A source at the second Indian refiner said that Saudi Arabia is willing to accommodate demand for extra oil although his company doesn’t want more for May.
Iraq is also offering one less cargo than the second Indian refiner, which had a monthly requirement of three to four cargoes, a source at the company said.
An official from a third Indian refinery said his company would be taking less oil from the Middle East in May than their typical monthly average as demand has dwindled, without disclosing the volume.
“There is no demand...our tanks are full and crude processing has declined due to low demand,” the source said.
State-run refiners have sold excess cargoes to the federal government for filling strategic reserves.
Many Indian refiners have issued prompt tenders to export fuel and have almost halved refinery runs after local demand slumped. India’s fuel demand fell by about 50% in the first half of April.
The Indian refinery sources declined to be named because of the sensitivity of the matter. Saudi Aramco and ADNOC declined to comment and KPC and Iraq’s oil marketing company SOMO did not respond to Reuters’ request seeking comments.
A source from one of the Middle East producers confirmed the lower demand for crude in India.
“Some Indian refiners have cancelled their shipments for April and May.
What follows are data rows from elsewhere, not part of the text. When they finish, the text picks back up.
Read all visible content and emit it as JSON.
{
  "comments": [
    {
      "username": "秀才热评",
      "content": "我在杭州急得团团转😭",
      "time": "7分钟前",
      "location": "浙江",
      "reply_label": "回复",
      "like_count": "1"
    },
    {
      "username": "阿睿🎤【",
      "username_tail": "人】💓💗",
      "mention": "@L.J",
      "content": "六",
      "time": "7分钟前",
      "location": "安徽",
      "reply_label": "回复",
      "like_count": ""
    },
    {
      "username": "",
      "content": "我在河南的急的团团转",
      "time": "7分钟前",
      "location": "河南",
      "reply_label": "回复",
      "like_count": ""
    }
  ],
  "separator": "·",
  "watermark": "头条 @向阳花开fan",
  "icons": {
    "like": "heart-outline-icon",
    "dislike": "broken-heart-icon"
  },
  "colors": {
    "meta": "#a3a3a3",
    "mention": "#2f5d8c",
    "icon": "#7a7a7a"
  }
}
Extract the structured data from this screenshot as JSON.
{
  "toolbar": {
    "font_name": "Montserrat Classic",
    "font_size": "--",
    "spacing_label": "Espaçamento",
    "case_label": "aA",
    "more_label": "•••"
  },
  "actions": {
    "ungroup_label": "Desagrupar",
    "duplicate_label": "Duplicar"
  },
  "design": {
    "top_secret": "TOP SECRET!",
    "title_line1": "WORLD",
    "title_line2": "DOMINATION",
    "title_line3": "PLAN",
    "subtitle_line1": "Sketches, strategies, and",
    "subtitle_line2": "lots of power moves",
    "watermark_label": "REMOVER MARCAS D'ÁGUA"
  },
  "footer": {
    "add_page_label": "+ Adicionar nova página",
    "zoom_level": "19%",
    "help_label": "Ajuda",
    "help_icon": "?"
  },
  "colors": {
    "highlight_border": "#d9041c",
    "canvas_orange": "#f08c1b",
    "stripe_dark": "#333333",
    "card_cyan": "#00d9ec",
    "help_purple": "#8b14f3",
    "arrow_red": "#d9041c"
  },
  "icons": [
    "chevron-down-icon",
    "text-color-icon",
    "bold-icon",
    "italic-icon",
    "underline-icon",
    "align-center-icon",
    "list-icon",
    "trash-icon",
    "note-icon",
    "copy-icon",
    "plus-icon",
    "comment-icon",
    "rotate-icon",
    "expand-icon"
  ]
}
They will take these cargoes in the later part of the year to meet their annual commitment,” said the source.
“Some losses we will bear and some (losses) they (the buyers) have to share,” he said.
Revenues of key oil producers have crashed after a plunge in oil prices as demand has shrunk due to lockdowns and economic slowdowns during the coronavirus pandemic. The Organization of the Petroleum Exporting Countries and its allies, including Russia, announced sweeping cuts in production, amounting to almost 10% of global supplies. Demand has dropped as much as 30%.